Ortadoğu kültürü kendini yenilerken bunun hakikat devriminden geçtiğini de bilmek durumundadır. Hakikat devrimi bir zihniyet ve yaşam tarzı devrimidir. Kapitalist modernitenin ideolojik hegemonyasından ve yaşam tarzından kurtulma devrimidir. Dinlerin ilk doğduklarındaki elçi ve havarileri gibi yaşamayı bilmedikçe, hakikat peşinde koşmadıkça hakikat savaşı verilemez. Verilse de başarılamaz. Ortadoğu’nun; yenilenmiş kadın tanrıça bilgeliklerine, Musa, İsa ve Muhammedlere, Saint Paul’lara, Mani’lere, Veysel Karanilere, Hallacı Mansurlara, Suhreverdilere, Yunus Emrelere, Bruno’lara ihtiyacı vardır. Hakikat devrimi, eskilerin eskimeyen ama yenilenen mirasına sahip olmadan başarılamaz. Devrimler ve devrimciler ölmez, sadece miraslarına sahip çıkılarak yaşanabileceğini kanıtlar. Ortadoğu kültürü fikri-zikri-eylemi bütünleştirmenin kültürüdür ve bu yönden çok zengindir. Demokratik modernite bu kültüre, uygarlığın ve kapitalist modernitenin eleştirisini ekleyerek katkısını sunacak, tarihi rolünü oynayacaktır. Demokratik çağın hakikat militanı, bu kimliği kişiliğine kazıyan, yaşam mirasını özgürce yaşayan ve yaşatandır.

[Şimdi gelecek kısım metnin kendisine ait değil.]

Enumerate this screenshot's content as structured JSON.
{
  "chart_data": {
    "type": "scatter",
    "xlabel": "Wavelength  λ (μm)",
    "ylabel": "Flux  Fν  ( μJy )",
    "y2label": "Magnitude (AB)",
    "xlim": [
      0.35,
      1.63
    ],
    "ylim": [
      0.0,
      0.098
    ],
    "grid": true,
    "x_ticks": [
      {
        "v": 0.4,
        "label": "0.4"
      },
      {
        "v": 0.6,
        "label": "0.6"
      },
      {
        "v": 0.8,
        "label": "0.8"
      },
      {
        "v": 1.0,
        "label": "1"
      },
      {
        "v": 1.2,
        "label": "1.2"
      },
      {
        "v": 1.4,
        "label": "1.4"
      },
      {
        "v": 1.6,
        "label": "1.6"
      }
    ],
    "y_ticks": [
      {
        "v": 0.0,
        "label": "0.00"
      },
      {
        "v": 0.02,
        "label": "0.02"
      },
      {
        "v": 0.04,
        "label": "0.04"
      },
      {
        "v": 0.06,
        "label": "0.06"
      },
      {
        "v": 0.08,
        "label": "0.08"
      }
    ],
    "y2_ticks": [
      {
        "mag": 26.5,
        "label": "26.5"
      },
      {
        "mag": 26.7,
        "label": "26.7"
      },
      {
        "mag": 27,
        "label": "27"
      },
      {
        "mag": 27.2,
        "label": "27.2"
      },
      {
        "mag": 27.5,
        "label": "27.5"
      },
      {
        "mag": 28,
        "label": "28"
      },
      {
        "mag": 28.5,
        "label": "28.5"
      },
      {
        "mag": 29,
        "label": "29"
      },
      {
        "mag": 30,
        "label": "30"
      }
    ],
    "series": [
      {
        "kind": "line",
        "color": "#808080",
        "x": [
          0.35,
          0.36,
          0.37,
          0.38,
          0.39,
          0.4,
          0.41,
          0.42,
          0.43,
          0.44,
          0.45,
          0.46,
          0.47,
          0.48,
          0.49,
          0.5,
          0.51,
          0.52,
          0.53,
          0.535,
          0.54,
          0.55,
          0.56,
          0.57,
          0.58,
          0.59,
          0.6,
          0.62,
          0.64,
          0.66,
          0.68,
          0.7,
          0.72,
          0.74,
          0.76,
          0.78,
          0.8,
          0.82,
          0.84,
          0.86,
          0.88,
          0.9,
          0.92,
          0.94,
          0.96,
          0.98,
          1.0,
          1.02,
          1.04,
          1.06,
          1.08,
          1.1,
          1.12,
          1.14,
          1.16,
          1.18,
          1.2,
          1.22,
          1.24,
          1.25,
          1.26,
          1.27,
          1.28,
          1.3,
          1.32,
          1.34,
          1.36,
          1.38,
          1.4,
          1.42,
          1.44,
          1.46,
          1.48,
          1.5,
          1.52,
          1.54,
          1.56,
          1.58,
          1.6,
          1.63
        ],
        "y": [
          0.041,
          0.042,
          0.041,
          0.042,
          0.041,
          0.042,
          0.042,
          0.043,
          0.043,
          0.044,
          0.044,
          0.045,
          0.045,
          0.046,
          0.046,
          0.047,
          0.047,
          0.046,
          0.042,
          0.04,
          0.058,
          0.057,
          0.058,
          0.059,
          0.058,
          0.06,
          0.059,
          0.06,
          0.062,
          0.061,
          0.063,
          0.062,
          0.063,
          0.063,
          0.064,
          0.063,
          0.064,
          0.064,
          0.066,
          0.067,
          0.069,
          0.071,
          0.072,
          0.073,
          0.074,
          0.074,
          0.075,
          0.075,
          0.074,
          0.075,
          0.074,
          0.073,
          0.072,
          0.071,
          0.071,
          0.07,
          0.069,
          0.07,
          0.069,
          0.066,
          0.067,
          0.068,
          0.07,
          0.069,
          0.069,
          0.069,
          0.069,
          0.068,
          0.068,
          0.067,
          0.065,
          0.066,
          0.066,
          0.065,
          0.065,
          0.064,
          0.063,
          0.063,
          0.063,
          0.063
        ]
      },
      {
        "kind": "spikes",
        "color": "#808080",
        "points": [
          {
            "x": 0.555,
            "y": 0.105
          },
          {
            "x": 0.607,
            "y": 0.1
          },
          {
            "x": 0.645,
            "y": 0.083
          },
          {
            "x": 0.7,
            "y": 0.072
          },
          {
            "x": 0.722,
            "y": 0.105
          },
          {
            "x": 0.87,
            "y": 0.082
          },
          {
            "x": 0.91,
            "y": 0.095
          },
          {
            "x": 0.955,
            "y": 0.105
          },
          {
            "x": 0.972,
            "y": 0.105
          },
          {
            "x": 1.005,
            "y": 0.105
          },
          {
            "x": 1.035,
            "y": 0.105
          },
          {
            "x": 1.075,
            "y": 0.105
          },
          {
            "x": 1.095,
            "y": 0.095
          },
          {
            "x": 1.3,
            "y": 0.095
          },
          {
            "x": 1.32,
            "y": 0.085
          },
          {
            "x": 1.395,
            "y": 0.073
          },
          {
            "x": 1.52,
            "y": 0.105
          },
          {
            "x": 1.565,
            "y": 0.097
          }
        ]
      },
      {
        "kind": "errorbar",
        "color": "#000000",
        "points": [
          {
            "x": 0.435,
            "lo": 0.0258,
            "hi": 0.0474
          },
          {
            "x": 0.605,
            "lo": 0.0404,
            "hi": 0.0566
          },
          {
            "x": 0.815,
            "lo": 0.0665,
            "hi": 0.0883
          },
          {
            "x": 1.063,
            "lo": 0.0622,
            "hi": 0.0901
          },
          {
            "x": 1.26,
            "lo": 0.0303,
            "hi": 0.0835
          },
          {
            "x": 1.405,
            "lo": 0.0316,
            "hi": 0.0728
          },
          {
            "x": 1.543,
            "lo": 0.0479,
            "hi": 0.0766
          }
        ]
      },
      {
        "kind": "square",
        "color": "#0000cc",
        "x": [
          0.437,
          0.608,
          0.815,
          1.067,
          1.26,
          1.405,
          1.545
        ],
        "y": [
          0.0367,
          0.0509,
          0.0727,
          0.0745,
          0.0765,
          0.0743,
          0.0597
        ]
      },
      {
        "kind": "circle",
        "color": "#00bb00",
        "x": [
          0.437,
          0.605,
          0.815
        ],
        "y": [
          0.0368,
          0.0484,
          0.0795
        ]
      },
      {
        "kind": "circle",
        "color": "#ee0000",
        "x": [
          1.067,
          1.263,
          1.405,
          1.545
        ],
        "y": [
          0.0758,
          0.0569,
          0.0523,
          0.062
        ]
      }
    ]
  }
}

Uygarlığın karanlık çağlarında kadın derin bir yokluğu yaşamıştır. Aslında ben bu uygarlığı karanlık, buzlu, karlı bir çağ olarak görüyorum. Fakat 2000’li yılların başından itibaren kadın baharlaşması başlamıştır. Uygarlık tarihi boyunca kadın cinsine yönelik yalancılığa ve zorbalığa dayalı egemenliğe, sert kışına ve sert karına karşı karı ve buzu delen kardelenler gibi kadın özgürleşmeleri gerçekleşmektedir. Bunu kadın baharlaşması, kadın baharına doğru, sert kışa ve kara karşı çiçeklenme, kadının özgürlük hareketinin çiçeklenmesi olarak görüyorum.
Özgürlük, ekmek ve sudan daha değerlidir. Kadın özgürleşmesini Ortadoğu’da zeka, savunma, güzellik temelinde baharla birlikte bir güneş gibi yaratacağınıza inanıyorum. Bu topraklar nasıl ana tanrıçayı yaratmışsa şimdi de özgür kadını yaratacaktır. Cesur ve güzel bir çabadır. Başaracaklarına inanıyorum, bu temelde onları kutluyorum.